I was cruising down Virginia's James River, gliding past plantation houses and feeling the currents of history. As our boat motored over the choppy, gray water, my guide, Chuck Frederickson, told a story about Jamestown, the first successful English colony in North America. More than two thirds of the 214 settlers died in the harsh winter of 1609, during what they called the “starving time."
Then in the spring, the survivors saw something miraculous surging up the river: an armada of dinosaur fish, massive as logs, with bony armor, forked tails, sloped heads, and dangling whiskers. They were Atlantic sturgeon, returning up the James River to spawn. These fish can grow to 14 feet long and weigh 800 pounds.
“When they saw this huge influx of sturgeon coming back in, they said they could literally go out in the river and spear these fish with their swords," said Frederickson, the Lower James Riverkeeper. "It was a huge food source and it probably saved the colony from starvation."
Sturgeon are sometimes described as the “foundation fish," because they allowed the English to keep their tentative toehold in the New World, said Albert Spells, Virginia Fisheries Coordinator for the U.S. Fish and Wildlife Service.
"Sturgeon are animals that saved America," Spells said. "But for Atlantic sturgeon, we might be having this conversation in French or Spanish right now. So we stand on the backs of sturgeon."
Despite their historic significance, however, today, sturgeon are at risk of extinction. The National Marine Fisheries Service in October proposed protecting Atlantic sturgeon as an endangered species in the Chesapeake Bay region and elsewhere along the East Coast.
Fishermen in the late 19th and early 20th centuries massacred the passive, slow-reproducing giants for their eggs, better known as caviar. Dams blocked their passage upriver, and silt smothered their breeding grounds.
Catching sturgeon for commercial purposes has been illegal in Virginia since 1974, and in Maryland and on the rest of the East Coast since 1996.
Some watermen fear than an endangered status for sturgeon will mean that the federal government will impose sweeping new restrictions on what nets they can use for all kinds of fish, so sturgeon aren't caught accidentally. (Update: Endangered status was granted the Atlantic sturgeon in 2012.)
“That could have a catastrophic impact," said one Virginia waterman. "It could close most of Virginia's fisheries."
But Kim Damon-Randall, Endangered Species Coordinator for the National Marine Fisheries Service, said this fear is overblown.
"There may be times of year when they shouldn't set their nets, or in particular areas," Damon-Randall said. "But we wouldn't say that they couldn't fish at all. We would try to work with the fishermen to make sure they could still operation their fisheries but not take Atlantic sturgeon."
She added, however, that boat speed limits in the James River could be considered to protect sturgeon from being killed by boat strikes.
Paradoxically, some sturgeon researchers worry that an endangered status for the Atlantic sturgeon could impede efforts to save the rare animals. An endangered listing could make it harder for researchers to catch and release sturgeon, which they do to extract eggs and sperm, as part of efforts to help the fish reproduce.
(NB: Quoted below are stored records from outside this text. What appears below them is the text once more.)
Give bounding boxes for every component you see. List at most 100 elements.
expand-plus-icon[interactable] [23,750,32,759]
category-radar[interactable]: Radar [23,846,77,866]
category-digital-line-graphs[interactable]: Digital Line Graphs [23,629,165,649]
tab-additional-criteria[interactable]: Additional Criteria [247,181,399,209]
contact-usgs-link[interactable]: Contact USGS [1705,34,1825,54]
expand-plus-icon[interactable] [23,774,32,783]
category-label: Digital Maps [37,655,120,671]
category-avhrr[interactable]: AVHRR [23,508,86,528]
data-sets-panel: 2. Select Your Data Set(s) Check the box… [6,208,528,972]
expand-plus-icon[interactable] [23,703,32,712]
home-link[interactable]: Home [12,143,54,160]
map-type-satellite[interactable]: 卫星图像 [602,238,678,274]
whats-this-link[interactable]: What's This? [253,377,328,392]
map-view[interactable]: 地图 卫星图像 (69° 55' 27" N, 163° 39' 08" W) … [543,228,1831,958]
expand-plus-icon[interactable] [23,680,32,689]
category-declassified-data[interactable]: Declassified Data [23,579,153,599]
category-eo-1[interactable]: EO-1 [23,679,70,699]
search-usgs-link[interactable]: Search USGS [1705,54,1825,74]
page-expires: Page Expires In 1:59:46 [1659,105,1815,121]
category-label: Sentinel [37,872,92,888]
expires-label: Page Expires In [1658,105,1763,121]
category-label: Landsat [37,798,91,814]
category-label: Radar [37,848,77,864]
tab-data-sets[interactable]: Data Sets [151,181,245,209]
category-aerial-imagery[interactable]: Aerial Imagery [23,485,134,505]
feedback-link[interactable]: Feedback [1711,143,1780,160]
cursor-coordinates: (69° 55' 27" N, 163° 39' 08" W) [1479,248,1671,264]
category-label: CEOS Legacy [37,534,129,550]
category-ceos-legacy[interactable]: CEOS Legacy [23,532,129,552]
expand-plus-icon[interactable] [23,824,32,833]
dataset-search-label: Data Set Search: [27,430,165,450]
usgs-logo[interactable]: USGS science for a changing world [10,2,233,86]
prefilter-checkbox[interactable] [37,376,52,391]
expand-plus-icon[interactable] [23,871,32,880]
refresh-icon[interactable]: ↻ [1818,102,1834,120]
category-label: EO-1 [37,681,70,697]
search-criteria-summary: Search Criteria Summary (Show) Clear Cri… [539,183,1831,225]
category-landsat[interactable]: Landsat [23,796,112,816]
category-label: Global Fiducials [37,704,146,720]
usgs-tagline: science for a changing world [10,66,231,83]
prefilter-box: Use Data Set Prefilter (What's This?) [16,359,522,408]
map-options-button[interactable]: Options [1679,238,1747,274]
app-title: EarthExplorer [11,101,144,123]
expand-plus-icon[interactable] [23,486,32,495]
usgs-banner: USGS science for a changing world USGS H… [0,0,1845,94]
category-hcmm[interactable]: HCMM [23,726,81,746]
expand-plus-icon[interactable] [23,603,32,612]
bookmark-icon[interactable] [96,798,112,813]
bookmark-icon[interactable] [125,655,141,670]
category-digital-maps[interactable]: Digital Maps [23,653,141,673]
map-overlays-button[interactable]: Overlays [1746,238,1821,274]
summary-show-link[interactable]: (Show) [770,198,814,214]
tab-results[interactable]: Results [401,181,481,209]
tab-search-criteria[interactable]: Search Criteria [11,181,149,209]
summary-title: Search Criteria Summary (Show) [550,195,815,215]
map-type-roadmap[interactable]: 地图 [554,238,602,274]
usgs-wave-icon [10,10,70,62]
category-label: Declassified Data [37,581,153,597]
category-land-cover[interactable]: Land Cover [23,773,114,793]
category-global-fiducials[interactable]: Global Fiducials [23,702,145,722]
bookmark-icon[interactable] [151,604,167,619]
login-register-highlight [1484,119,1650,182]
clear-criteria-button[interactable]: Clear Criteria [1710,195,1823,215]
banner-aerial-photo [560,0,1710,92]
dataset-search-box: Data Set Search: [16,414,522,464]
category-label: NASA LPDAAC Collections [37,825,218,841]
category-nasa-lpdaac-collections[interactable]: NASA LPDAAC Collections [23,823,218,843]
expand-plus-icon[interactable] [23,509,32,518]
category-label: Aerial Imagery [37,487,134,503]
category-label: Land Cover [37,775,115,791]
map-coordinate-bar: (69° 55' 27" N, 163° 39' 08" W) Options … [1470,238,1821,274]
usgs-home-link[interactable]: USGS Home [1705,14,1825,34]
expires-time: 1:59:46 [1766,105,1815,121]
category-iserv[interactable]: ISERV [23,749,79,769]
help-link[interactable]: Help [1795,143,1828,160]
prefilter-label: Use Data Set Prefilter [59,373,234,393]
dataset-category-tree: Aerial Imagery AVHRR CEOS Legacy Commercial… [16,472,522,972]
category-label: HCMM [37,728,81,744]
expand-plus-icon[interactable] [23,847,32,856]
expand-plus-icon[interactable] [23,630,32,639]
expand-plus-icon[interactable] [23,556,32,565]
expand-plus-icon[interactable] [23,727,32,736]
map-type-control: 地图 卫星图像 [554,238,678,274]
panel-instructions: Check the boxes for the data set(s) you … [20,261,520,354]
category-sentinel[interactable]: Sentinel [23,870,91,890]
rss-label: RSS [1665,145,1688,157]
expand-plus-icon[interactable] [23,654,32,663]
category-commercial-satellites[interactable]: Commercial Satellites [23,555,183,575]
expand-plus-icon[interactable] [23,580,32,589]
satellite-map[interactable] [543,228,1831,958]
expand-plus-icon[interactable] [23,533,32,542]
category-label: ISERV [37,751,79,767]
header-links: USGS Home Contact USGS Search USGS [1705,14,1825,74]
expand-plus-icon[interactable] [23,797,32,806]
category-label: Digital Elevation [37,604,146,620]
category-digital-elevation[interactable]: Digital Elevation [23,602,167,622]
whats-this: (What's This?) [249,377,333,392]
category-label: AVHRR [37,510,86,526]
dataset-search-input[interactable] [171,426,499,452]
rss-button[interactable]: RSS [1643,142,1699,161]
"It will be difficult to continue our captive breeding program…under endangered status, and this project could come to an end," said Brian Richardson, who leads sturgeon restoration efforts for the Maryland Department of Natural Resources.
Damon-Randall countered that an endangerment listing would not shut down sturgeon research or restoration efforts. She said scientists would still be able to catch sturgeon, but they would have to get research permits.
Sturgeon have not spawned naturally in Maryland rivers in decades. Virginia's James River is the only confirmed place left in the Chesapeake Bay watershed where a breeding population of sturgeon remains.
In the James River south of Richmond, scientists with the U.S. Fish and Wildlife Service and Virginia Commonwealth University (VCU) are trying to help the last few hundred of these living fossils reproduce. Sturgeon need to lay their eggs on hard, rocky bottoms, so researchers directed barges to dump tons of granite into the river.
Sonic tracking devices have been attached to the fins of 100 sturgeon in the river. These monitors have sent signals–like sonar from submarines–that show the artificial reef is succeeding in attracting sturgeon, said Greg Garman, Director of Environmental Studies at VCU.
"Five or six years ago, most of the biologists assumed that sturgeon were extirpated–gone from the Chesapeake Bay," Garman said. "We now realize that there is a viable population in the James."
The hope is that building more nurseries for these sturgeon will allow them to someday repopulate the whole Chesapeake Bay and eventually the East Coast.
There are hints of hope for sturgeon elsewhere in the East. In the Gulf of Maine, for example, Atlantic sturgeon are moving into rivers where they have not been seen for a long time, according to the National Marine Fisheries Service.
Any overall recovery for Atlantic sturgeon, however, is likely to be a slow one, biologists predict. The fish do not reach sexual maturity until they are 10 to 15 years old (they live up to 60 years) and they only spawn every two to three years.
But the construction of more spawning habitat in the James River could help. From this rocky, underwater cradle could rise the return of the ancient armada that saved Jamestown.